The reason that I think these considerations important is that a recent documentary on television almost mocked Newton for his interest in alchemy. Until I reflected, I too found myself shocked that Sir Thomas Browne read Paracelsus seriously (after all, unlike Giambattista della Porta, who made a point of saying that his Natural Secrets was originally a compilation made at age 15, Sir Thomas was writing in his maturity). Mea culpa, I was misled by Victorian and early 20th century emphasis exclusively on the hermetic and alchemical writing of Paracelsus. But, like the young G. della Porta, Newton would have known Paracelsus as a balanced whole, and so did Sir Thomas Browne. It was only when Renaissance medicine had become as inadequate as Galen's that a tangential modern movement treated him as partially and irrelevantly as the middle ages had treated as much as they knew of Aristotle. Paracelsus himself, if you allow him to be just himself and not a "who was Shakespeare?" sort of case, like the others, was proud to compare his work to Theophrastus. La Bruyère would have understood. Worse than not reading Paracelsus as all, persons craving the weird today read only a distorted fraction of Paracelsus, whereas he might aptly be treated in perspective, with respect, in the history of medicine.

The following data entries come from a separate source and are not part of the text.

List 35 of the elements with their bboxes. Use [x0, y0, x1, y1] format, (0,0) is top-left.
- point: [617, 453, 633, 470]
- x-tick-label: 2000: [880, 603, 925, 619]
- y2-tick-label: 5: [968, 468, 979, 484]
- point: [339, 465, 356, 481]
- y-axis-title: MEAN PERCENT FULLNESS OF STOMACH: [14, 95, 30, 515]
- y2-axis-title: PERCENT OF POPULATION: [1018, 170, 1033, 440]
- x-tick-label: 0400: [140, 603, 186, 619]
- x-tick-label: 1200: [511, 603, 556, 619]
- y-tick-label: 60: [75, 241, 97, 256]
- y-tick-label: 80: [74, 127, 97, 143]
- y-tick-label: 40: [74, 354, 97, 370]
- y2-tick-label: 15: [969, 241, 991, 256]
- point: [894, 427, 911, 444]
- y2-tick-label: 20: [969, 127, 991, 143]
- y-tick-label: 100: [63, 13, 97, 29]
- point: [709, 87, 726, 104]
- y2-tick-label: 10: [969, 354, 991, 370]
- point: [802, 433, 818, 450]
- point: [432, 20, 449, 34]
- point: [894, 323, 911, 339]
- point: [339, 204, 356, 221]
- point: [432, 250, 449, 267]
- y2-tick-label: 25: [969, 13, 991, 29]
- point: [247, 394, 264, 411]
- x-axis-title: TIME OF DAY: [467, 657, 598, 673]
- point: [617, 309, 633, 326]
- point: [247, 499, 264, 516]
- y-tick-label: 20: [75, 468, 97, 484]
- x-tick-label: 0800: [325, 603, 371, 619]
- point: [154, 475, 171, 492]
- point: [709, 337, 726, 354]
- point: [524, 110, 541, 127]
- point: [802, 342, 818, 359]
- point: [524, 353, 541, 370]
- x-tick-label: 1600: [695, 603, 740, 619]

I only mean to emphasize that everything needs to be read in its context, in this instance that of the best educated men in the early modern era, before microbiology, neuroscience as we know it, Hubble telescopy, scientific archaeology, digital photography, and so much more, gave rise to a different class of "the best educated men". Always, of course, including the female homines, anthropoi, Menschen, though many fewer of them had equal library access. Otherwise, failing to keep this in mind, we shall seriously misunderstand.

1 comment:

  1. Great post with plenty of food for thought! Thank heaven for those learned minds who, without prejudice, acknowledge that intellects such as Sir T.B. took elements of Paracelsian thought seriously; (the Paracelsian neologism 'spagyricci' is after all inscribed upon his coffin-plate).
    Post on Kircher coming up, but hardly in as much profound depth as here!